In Acute Myeloid Leukemia with Complex Karyotype TP53 Alterations Are Associated with Specific Genomic Aberrations and Predict Inferior Survival.

Abstract 2632

Poster Board II-608

In acute myeloid leukemia (AML) complex karyotype is defined as the presence of ≥3 chromosome abnormalities in the absence of one of the chromosomal rearrangements listed in the category “AML with recurrent genetic abnormalities” (WHO 2008). This subset of AML accounts for approximately 10 to 15 % of all AML and it is characterized by a very poor prognosis. To identify novel genomic regions of interest in this AML subgroup, we recently applied microarray-based techniques (array-comparative genomic hybridization [CGH] and single nucleotide polymorphism [SNP] analysis) allowing high-resolution genome-wide screening of genomic imbalances in 245 patients; 171 of the 245 (70%) patients were enrolled in clinical protocols using intensive chemotherapy. Applying these techniques, we identified deletions of 17p13 encompassing the TP53 locus in 94 of 245 (38%) cases. Based on these findings and the fact that TP53 is a frequently affected gene in numerous malignancies, we aimed to investigate its role in complex karyotype AML. Therefore, we screened 188 of the 245 patients forTP53 mutations either by direct sequencing of exon 5 to 9 or by denaturating high-performance liquid chromatography of exon 4 to 10 on a WAVE® system followed by direct sequencing of the positive cases. In total, we identified 137 mutations (exon 4 [e4] n=2; e5 n=41; e6 n=26; e7 n=35; e8 n=26; e10 n=1; splice sites n=6) in 106 patients (56%) with a maximum of four mutations per case. Of these 137 mutations, 108 were missense mutations, 15 frame shift mutations, 8 nonsense mutations, and 6 were located at intronic splice sites.

Combining the findings from array-based and mutation analyses, TP53 gene alterations were identified in 129 of 188 (69%) patients. Of note, 29% of these cases showed biallelic TP53 gene alterations with deletion of one allele and at least one mutation in the remaining allele.
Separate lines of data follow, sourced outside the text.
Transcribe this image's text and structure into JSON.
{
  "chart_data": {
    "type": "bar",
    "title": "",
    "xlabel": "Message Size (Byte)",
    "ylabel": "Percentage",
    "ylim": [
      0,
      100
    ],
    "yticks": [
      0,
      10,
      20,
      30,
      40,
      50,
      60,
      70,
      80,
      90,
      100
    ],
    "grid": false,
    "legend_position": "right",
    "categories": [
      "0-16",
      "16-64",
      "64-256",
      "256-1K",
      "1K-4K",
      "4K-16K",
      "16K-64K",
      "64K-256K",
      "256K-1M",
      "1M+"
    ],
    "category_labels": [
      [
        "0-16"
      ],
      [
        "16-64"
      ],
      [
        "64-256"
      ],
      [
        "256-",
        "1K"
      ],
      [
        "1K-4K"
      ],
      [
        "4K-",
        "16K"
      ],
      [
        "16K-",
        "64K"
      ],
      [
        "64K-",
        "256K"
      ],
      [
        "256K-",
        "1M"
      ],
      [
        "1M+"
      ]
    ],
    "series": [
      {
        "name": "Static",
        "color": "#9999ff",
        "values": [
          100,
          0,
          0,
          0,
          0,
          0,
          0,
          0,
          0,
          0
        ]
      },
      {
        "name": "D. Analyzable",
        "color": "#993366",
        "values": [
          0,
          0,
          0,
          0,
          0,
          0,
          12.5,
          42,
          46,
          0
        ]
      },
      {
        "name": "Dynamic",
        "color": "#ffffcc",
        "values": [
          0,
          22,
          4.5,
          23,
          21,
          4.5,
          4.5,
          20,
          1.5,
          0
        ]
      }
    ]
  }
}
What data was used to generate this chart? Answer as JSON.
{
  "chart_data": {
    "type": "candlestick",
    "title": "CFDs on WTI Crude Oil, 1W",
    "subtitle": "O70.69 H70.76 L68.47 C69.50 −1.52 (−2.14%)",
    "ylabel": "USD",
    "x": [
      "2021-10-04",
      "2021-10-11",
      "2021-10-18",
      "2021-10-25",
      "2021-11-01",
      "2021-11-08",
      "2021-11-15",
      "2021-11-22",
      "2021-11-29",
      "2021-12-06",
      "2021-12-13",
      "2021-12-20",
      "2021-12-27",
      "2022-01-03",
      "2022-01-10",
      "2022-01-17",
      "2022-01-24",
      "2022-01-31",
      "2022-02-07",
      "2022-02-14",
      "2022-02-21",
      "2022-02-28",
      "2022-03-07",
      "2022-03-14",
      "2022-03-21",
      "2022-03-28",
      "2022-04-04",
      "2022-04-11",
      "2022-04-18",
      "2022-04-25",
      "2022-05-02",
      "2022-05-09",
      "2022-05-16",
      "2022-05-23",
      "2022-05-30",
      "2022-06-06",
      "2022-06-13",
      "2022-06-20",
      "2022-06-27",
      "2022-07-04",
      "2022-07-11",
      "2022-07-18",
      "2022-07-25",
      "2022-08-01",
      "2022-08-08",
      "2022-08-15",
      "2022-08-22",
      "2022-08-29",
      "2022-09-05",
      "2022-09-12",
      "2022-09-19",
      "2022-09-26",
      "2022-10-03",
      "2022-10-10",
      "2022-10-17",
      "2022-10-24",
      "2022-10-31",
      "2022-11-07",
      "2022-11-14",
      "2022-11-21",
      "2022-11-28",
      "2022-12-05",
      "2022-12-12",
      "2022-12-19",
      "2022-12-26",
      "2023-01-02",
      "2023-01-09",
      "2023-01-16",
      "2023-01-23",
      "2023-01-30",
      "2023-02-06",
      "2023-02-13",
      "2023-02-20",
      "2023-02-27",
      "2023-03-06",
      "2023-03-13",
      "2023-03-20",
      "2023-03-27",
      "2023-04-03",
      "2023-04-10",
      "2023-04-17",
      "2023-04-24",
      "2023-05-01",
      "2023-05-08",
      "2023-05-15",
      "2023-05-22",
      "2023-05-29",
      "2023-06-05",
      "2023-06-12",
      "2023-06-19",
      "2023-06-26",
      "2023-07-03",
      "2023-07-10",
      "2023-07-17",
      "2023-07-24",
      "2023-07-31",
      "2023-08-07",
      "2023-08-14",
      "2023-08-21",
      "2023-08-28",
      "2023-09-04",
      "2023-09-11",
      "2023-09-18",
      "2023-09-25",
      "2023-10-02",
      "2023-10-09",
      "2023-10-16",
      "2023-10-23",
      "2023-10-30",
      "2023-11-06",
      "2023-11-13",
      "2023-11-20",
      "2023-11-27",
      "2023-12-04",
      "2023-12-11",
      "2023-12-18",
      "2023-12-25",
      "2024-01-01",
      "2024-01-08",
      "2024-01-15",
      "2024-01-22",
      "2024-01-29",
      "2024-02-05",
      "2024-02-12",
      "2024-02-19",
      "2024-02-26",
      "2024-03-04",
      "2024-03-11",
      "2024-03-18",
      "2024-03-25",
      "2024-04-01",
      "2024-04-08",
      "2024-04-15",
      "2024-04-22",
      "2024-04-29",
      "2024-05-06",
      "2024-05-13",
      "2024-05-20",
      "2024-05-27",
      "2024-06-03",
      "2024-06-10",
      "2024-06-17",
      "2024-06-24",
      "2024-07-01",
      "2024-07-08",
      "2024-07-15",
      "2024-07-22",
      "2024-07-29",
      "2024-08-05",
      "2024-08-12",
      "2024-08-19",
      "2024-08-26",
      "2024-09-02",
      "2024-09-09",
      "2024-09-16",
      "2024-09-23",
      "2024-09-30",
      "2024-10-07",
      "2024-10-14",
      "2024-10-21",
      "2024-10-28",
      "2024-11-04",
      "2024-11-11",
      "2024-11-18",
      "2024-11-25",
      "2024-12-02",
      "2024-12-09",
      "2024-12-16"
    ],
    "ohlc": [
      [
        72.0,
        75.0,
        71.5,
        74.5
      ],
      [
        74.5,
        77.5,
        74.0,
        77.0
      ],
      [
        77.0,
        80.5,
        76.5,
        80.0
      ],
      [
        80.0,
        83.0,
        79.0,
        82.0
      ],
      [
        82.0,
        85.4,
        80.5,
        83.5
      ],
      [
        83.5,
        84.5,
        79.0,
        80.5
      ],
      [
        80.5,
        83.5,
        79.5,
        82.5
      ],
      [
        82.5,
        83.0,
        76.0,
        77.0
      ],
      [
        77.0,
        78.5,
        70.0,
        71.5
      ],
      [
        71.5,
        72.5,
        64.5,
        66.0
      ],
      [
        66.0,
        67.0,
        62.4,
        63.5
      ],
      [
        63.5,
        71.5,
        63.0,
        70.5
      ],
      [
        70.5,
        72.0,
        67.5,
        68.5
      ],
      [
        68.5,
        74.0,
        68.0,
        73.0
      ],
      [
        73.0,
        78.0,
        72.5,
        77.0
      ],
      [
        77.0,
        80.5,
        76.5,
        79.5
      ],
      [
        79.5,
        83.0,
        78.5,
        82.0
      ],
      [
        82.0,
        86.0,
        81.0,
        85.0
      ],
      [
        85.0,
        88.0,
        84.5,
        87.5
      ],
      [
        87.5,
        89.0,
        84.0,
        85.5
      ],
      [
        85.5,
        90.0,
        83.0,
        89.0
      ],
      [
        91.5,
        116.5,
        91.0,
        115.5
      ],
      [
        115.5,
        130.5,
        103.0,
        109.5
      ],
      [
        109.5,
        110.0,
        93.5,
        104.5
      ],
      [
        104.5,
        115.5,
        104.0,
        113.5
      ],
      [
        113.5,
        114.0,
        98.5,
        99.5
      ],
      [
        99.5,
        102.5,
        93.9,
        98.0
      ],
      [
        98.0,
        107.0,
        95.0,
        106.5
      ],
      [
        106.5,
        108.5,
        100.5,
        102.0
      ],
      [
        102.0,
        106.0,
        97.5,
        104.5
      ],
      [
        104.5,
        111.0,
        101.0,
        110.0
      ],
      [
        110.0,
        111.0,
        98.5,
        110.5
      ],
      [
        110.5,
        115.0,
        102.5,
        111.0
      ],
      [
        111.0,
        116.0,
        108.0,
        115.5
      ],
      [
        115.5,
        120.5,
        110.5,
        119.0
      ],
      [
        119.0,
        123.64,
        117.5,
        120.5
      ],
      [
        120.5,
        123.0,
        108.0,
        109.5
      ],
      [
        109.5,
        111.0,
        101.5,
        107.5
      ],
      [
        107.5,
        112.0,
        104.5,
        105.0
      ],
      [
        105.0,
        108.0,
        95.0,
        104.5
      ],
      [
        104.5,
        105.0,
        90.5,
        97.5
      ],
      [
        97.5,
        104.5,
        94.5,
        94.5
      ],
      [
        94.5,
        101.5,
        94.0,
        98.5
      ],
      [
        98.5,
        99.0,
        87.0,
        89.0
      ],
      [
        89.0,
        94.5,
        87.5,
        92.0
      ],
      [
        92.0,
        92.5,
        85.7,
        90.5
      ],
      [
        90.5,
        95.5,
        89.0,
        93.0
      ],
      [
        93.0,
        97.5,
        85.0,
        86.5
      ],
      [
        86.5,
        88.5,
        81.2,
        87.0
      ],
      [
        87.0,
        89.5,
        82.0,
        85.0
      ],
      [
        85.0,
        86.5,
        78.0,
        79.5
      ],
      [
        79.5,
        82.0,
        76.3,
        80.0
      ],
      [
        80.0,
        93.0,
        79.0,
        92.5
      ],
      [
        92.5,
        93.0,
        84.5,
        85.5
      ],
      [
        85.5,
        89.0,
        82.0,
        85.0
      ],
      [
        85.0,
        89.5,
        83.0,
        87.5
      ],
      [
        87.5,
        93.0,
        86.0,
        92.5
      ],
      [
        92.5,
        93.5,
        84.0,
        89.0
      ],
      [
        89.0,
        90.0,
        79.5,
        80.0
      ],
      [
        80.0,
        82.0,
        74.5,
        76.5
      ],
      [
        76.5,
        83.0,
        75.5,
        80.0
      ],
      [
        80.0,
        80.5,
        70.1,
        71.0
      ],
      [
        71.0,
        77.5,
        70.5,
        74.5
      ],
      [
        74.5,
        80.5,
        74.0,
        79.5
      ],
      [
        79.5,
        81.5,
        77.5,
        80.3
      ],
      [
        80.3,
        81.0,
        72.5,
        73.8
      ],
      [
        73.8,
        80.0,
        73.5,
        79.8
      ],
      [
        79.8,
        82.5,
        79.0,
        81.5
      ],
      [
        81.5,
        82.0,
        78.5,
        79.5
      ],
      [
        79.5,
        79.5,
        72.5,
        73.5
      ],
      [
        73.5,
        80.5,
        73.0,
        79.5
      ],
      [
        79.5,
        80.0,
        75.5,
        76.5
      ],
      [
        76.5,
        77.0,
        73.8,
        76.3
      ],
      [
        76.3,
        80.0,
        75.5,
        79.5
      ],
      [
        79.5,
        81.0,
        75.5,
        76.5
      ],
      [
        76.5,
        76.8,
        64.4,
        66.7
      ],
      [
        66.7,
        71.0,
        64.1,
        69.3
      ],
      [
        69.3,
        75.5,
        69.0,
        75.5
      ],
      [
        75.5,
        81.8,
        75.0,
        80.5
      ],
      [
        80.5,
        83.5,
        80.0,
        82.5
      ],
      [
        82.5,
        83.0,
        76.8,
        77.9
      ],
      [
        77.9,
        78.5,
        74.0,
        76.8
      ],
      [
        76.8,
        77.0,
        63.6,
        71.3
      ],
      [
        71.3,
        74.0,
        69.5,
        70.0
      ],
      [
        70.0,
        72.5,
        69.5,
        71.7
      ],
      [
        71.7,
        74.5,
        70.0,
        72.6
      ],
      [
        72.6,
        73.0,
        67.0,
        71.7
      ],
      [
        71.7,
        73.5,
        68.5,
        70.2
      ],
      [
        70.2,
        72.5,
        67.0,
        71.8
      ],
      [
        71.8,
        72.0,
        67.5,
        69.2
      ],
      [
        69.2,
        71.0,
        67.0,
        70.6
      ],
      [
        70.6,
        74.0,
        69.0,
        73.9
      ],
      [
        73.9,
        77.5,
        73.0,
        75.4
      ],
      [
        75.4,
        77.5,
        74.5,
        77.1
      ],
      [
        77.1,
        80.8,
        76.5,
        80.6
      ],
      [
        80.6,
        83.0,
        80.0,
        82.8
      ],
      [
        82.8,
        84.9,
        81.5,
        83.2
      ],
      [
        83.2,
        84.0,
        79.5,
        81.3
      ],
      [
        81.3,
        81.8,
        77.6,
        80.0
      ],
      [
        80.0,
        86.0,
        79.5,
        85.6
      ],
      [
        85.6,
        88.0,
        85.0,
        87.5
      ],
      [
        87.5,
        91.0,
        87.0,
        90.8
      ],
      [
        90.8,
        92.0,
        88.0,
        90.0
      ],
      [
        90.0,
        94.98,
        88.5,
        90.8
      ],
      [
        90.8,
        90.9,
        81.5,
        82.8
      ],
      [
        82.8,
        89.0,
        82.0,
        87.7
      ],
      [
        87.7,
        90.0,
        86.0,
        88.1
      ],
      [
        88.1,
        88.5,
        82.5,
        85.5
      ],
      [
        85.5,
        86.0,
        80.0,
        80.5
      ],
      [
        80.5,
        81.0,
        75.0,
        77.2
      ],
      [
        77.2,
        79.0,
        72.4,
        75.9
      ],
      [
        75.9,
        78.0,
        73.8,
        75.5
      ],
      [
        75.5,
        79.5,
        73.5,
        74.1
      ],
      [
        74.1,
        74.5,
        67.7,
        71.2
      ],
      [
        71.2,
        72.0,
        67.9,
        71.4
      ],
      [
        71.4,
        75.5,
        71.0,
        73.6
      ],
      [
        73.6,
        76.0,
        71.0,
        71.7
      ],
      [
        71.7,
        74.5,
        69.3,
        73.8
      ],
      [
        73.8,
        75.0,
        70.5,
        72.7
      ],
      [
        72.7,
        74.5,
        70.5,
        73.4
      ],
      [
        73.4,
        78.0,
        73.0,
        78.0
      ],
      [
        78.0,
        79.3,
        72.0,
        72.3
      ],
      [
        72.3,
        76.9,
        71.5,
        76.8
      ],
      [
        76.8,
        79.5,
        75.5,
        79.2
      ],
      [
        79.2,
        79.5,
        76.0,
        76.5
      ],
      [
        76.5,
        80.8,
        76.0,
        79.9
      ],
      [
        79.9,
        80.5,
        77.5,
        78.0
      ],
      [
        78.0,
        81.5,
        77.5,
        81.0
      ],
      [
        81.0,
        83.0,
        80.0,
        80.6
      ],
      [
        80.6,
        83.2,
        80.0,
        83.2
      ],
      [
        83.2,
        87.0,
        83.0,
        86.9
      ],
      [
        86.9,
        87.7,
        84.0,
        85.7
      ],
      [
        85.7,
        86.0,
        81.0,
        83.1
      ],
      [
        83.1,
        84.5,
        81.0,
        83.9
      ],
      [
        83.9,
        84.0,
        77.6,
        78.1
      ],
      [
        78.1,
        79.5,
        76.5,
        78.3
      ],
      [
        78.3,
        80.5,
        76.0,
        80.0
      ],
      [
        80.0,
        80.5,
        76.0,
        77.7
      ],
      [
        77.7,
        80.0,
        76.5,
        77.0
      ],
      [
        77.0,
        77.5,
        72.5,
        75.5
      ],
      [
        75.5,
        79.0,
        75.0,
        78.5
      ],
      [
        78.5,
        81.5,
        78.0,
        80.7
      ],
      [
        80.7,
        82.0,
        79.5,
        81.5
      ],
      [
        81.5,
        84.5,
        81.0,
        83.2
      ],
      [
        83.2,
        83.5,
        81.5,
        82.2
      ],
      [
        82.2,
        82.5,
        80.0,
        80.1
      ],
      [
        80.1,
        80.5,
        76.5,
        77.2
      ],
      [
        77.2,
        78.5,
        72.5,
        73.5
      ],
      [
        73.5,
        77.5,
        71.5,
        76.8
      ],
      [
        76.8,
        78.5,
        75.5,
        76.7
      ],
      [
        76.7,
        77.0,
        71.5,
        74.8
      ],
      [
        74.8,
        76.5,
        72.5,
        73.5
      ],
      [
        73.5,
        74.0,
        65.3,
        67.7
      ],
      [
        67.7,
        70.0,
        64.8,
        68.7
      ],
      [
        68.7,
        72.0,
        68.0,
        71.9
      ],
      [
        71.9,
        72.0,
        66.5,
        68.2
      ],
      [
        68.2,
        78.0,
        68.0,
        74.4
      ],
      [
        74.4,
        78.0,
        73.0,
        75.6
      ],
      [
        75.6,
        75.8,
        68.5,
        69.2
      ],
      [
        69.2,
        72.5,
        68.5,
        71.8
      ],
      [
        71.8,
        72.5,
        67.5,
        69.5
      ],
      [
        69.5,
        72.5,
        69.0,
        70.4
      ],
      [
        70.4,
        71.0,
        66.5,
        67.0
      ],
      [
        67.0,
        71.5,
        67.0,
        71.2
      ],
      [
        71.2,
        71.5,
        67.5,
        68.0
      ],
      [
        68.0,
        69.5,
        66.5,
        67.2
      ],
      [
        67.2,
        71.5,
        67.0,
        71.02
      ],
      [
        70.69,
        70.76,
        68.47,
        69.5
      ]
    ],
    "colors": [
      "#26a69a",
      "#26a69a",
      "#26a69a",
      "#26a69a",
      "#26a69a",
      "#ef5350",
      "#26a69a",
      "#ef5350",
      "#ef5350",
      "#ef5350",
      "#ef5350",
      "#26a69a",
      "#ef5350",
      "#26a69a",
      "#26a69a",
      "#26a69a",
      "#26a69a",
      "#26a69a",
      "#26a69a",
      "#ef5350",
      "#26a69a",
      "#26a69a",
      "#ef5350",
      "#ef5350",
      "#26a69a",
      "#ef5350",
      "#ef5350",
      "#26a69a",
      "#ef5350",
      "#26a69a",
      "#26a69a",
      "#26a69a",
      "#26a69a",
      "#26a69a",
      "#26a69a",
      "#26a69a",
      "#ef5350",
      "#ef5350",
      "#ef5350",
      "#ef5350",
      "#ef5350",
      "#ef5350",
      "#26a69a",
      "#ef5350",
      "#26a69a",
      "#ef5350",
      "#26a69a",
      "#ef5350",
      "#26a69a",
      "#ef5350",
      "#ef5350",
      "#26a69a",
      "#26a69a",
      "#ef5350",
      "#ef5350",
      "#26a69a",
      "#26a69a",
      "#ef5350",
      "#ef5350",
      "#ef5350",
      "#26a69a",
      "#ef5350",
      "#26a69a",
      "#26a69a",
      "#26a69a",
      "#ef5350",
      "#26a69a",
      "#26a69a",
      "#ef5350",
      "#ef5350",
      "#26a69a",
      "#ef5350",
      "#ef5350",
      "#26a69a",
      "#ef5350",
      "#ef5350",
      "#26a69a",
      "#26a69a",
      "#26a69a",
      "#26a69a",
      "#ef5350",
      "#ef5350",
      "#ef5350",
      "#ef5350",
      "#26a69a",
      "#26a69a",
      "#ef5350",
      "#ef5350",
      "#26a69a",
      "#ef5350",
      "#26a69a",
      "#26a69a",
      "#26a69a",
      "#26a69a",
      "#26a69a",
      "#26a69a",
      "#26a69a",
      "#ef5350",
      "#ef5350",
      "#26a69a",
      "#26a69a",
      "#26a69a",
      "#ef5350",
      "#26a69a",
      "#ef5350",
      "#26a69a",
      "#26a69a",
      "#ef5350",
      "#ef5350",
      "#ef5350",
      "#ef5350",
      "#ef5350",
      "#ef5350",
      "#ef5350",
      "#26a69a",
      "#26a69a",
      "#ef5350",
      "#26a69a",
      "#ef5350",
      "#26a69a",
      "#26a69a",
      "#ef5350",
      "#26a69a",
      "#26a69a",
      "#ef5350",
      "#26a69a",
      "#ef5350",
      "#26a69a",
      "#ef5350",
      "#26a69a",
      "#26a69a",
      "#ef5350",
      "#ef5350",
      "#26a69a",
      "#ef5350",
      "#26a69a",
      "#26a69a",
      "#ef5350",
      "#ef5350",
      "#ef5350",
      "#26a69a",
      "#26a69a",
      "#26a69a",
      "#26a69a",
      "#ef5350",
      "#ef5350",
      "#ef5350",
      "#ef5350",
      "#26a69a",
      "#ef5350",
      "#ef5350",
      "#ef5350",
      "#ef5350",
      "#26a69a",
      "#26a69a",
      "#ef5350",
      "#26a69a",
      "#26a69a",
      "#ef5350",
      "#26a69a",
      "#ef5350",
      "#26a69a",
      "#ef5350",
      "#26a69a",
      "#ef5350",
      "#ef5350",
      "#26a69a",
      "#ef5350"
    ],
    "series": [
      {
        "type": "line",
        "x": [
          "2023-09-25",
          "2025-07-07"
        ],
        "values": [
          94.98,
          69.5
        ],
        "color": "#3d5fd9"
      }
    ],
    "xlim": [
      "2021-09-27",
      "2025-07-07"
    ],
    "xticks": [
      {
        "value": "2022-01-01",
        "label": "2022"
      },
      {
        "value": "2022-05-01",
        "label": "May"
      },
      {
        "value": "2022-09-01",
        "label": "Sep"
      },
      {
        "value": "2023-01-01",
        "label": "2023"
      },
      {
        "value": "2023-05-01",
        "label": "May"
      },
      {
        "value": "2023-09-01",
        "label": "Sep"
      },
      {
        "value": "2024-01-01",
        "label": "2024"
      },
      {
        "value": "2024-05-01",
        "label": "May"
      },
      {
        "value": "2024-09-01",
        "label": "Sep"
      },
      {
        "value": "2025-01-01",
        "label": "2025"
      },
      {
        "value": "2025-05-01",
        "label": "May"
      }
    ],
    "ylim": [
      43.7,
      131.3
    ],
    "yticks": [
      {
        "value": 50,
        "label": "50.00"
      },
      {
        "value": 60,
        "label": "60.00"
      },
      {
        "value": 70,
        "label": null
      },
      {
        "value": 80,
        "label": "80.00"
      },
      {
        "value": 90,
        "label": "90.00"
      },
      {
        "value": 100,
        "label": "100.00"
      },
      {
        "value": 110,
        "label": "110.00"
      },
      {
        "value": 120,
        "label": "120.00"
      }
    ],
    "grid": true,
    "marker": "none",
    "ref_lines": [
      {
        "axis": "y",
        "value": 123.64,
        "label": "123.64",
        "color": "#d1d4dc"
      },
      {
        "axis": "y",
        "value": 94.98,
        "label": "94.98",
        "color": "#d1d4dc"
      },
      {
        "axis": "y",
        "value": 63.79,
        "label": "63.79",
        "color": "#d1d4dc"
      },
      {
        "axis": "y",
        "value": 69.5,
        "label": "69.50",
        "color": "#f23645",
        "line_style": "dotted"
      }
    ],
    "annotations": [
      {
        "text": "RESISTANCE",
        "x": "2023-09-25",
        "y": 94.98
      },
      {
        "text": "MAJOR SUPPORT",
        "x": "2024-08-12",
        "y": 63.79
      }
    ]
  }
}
When correlating TP53 alterations (mutations and/or deletions) with genomic data from array-based analyses, we found positive correlations with the presence of 5q and 7q losses (Chi-square test P < .001 and P = .001, respectively), total number of deletions (P < .001), gains (P = .002), high-level DNA amplifications (P < .001), and genomic complexity as measured by total number of aberrations per case (P < .001). Correlation of TP53 alterations with clinical characteristics revealed that patients with TP53 alterations were older (median age 60 versus 55 years, P = .01) and showed in trend a lower WBC (median, 6.6 versus 14.2 × 10⁹/L, P = .14); there was no difference in bone marrow and blood blast counts, in platelet counts, or in type of AML (de novo vs. secondary vs. treatment-related). Clinical outcome analyses were restricted to patients enrolled in prospective clinical trials (n=171). AML exhibiting a TP53 alteration had significantly lower complete remission (CR) rates [25% (26/104) versus 56% (24/43), P < .001], inferior event-free survival (EFS, P = .009), relapse-free survival (RFS, P = .02), and overall survival (OS, P < .001) compared with TP53 wild type AML. In multivariate models for achievement of CR, RFS, and OS, TP53 alteration retained its significance as an independent risk factor (CR: OR 0.38, P < .001; RFS: HR 1.65, P = .02; OS: HR: 2.15, P = .002).

In conclusion, TP53 is the most frequently known affected gene in complex karyotype AML. We found that the TP53 status is associated with specific genomic aberrations as well as the degree of genomic complexity, a finding that fits well into the TP53 pathomechanism of genomic instability. Importantly, among AML with complex karyotype TP53 alterations significantly predicted inferior outcome allowing for a further refinement of this AML subgroup.